Not only has he made friends with the famous and the powerful, he has come to dominate their lives. There was a stage when Amitabh Bachchan would not make a move without checking with Amar Singh. Industrialist pals of his would not meet old friends if they thought Amar Singh would disapprove. Mulayam listened blindly to everything Amar Singh said to the extent his own family felt neglected.
A few years ago, all that changed. Mulayam finally dropped him, under pressure from his brother Ramgopal and such party leaders as Azam Khan. All his other famous friends followed suit. When Amar Singh was admitted to hospital on one occasion, the ever loyal Jaya Prada tearfully told the TV cameras how upset she was that his one-time friends, whom he had helped so much, did not have the grace to visit him in hospital.
Amar Singh doesn’t really talk about all this to interviewers. He jokes, he teases, he drops hints but he never lets the truth tumble out. Every statement, no matter how spontaneous it seems, is calculated.
When I went to interview him for Virtuosity I was determined not to let him get away with the usual poetry and evasion. To my surprise, Amar Singh was finally ready to talk.

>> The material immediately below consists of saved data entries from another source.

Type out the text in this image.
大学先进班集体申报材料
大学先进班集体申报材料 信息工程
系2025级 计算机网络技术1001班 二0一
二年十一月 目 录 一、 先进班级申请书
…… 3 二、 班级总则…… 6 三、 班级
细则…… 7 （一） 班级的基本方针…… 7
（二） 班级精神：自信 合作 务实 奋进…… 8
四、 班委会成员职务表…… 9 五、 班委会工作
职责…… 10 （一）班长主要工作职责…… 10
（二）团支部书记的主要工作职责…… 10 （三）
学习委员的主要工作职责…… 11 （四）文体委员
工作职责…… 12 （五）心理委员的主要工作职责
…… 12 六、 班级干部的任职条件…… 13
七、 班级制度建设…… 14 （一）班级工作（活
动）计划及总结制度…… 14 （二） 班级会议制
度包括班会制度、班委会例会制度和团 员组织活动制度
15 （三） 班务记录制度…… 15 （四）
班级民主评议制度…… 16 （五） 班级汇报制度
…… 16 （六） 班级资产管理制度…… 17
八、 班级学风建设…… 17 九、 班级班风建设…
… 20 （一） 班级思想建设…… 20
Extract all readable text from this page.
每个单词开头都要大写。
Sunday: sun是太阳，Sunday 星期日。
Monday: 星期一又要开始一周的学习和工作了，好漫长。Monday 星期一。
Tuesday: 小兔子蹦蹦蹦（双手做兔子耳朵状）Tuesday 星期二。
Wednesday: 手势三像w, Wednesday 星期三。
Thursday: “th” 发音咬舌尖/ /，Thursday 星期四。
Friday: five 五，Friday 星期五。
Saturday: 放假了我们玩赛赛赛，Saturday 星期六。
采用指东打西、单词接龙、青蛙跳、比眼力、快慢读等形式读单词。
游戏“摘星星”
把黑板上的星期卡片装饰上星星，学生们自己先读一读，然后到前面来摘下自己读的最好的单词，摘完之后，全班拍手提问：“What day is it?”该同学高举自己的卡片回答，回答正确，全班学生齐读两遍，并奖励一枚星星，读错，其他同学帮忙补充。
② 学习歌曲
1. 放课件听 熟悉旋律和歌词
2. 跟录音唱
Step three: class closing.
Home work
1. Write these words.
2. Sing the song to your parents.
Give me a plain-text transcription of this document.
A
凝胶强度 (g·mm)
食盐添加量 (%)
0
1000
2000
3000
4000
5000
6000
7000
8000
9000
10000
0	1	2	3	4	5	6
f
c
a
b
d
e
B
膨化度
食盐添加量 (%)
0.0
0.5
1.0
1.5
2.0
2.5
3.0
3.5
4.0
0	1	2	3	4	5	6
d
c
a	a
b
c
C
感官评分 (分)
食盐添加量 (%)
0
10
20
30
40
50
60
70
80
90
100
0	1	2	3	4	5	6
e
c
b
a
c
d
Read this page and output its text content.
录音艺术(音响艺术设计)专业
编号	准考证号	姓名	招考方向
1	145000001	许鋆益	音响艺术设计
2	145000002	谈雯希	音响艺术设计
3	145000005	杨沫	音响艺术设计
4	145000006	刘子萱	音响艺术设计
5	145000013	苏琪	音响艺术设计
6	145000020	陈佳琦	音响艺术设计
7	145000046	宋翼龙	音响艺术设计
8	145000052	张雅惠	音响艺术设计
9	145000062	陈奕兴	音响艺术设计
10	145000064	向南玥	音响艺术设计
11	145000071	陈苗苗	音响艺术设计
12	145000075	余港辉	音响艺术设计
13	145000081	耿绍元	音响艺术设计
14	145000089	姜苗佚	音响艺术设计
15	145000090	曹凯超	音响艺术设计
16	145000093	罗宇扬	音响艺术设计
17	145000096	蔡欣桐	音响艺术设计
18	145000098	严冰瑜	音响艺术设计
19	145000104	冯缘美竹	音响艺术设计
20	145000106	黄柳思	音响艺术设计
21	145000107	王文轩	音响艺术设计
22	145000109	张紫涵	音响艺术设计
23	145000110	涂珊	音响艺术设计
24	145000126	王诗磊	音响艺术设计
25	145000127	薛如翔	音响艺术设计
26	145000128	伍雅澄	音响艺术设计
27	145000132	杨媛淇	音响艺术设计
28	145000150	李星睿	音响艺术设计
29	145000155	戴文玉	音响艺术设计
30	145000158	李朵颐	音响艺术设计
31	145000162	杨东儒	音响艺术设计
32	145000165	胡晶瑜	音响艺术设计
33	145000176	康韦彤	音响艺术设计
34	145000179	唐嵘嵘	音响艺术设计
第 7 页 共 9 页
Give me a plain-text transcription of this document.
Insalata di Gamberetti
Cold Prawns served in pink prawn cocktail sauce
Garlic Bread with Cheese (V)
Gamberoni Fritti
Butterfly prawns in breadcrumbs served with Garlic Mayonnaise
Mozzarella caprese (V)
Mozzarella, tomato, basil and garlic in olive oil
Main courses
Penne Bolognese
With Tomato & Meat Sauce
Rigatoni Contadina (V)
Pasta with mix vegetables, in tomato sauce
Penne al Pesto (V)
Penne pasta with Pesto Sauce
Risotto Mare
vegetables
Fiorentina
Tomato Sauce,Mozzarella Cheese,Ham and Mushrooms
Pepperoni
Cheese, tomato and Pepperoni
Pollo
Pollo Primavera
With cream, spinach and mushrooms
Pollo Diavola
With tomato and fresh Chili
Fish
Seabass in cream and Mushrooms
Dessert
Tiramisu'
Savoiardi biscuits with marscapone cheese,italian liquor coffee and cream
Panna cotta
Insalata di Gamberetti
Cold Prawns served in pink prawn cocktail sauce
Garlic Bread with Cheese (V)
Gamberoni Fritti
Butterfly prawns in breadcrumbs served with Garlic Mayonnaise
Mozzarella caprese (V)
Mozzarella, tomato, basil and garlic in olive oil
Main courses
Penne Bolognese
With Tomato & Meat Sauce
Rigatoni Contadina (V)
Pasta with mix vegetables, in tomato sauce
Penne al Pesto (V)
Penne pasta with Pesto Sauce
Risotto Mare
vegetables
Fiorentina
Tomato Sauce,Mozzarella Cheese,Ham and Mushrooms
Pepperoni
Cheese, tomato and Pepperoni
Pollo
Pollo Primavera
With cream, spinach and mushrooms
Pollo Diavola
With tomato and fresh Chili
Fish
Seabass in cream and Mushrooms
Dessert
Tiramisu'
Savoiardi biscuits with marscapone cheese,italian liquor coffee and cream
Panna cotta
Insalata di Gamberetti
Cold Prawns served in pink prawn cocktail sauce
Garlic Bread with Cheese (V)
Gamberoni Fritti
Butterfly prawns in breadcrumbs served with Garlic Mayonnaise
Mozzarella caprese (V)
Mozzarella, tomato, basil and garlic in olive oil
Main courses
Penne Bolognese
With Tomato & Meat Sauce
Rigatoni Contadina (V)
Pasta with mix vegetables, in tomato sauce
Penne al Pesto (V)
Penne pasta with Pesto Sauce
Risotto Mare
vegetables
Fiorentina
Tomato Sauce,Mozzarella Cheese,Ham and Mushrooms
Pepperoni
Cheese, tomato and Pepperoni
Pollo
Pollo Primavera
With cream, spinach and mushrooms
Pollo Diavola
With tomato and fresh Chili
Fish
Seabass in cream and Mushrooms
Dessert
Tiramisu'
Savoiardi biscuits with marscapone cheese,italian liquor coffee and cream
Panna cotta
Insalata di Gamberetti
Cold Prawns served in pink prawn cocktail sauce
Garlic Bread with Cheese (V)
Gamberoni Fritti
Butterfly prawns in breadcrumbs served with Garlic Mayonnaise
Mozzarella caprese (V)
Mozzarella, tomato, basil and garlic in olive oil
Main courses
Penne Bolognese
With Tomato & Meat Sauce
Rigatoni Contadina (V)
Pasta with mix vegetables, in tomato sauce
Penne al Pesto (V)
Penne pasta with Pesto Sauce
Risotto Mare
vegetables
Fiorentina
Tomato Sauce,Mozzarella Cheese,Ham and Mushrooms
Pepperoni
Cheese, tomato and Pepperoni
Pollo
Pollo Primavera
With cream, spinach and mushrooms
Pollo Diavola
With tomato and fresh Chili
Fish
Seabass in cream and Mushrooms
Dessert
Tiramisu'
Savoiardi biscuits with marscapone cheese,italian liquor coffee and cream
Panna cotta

One by one, the stories tumbled out: why he really fell out with Jaya Bachchan, how he was humiliated by Subroto Roy and how he could never regain his old place in the Samajwadi Party now that Akhilesh was in charge: a generational change had taken place.
He tried the evasiveness of old: when asked about Donald Trump’s charge that he had funnelled millions of dollars to the Clintons, he weaved and he bobbed. But even there, the truth slipped through the cracks.
We got enough for a one hour interview. One of my great regrets was having to sit with Ninay Desai, my series producer, and hack it down to fit Virtuosity’s half hour slot.
But just so that you know: there are still loads of Amar Singh stories and secrets in the unused tapes lying in the CNN-News 18 editing rooms!